As described above, according to the present invention, it is possible to perform high-speed and reliable automatic flaw detection at the end surface by leakage magnetic flaw detection without any oversight of flaws as in the case of the visual inspection as in the prior art. This is extremely advantageous industrially.

[Brief description of the drawings]

FIG. 1 is a diagram showing a configuration line of the present invention;

FIG. 2 is an explanatory view showing a state where a test material is rotated in the end flaw detection according to the present invention;

FIG. 3 is a diagram showing a structure of a sensor.

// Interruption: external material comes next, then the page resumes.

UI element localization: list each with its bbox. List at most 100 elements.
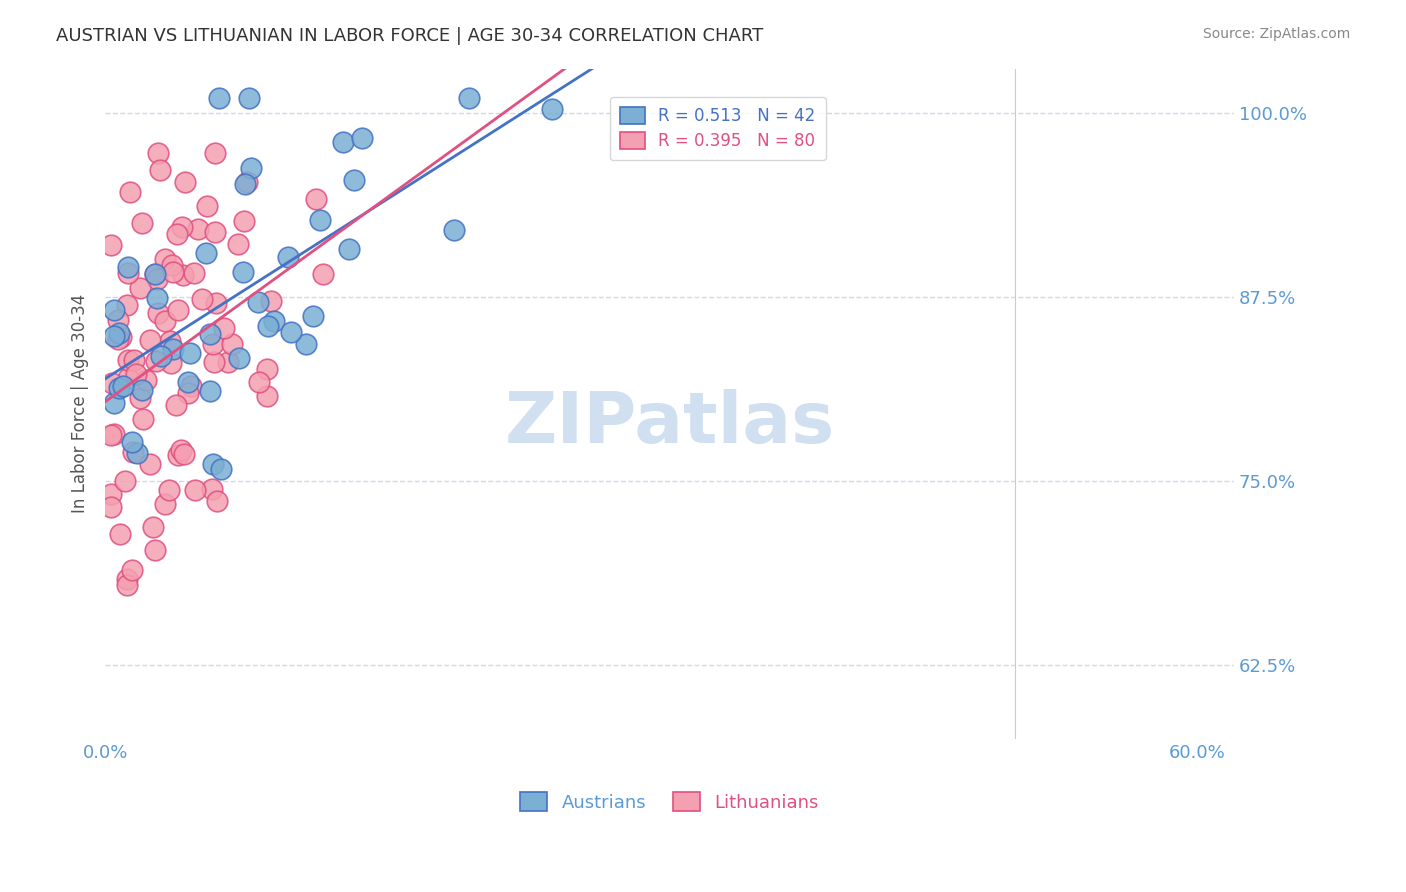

FIG. 4 is a view showing a two-rotation type flaw detection according to the present invention;

FIG. 5 is a diagram showing one-turn type flaw detection according to the present invention;

FIG. 6 is a view showing another one-turn type flaw detection according to the present invention.

[Explanation of symbols]

 DESCRIPTION OF SYMBOLS 1 Unwinding table 2 Flaw detector other than the end 3 End flaw detector 4 End flaw transfer table 5 Binding table 6 Material to be inspected 7 Sensor 8 Flaw detector 9 Non-flaw detector

Claims (3)

[Claims] After the test material or the sensor makes one rotation, the test material or the sensor is moved in the axial direction of the test material by the width that can be detected by the sensor, and the test material or the sensor is rotated once again to guarantee the flaw of the entire length. An automatic flaw detection device for steel ends, characterized in that: 2. The use of two rows of sensors in which sensors displaced by the width that can be detected by the sensors are arranged side by side, and the inspection material or the sensor is rotated once to make it possible to guarantee the entire length of the flaw. A special feature for automatic detection of steel edges. 3. A steel material characterized by using a sensor facing a sensor displaced by a width that can be detected by the sensor and making a full rotation of the test material or the sensor by making one revolution of the sensor. Edge automatic flaw detector.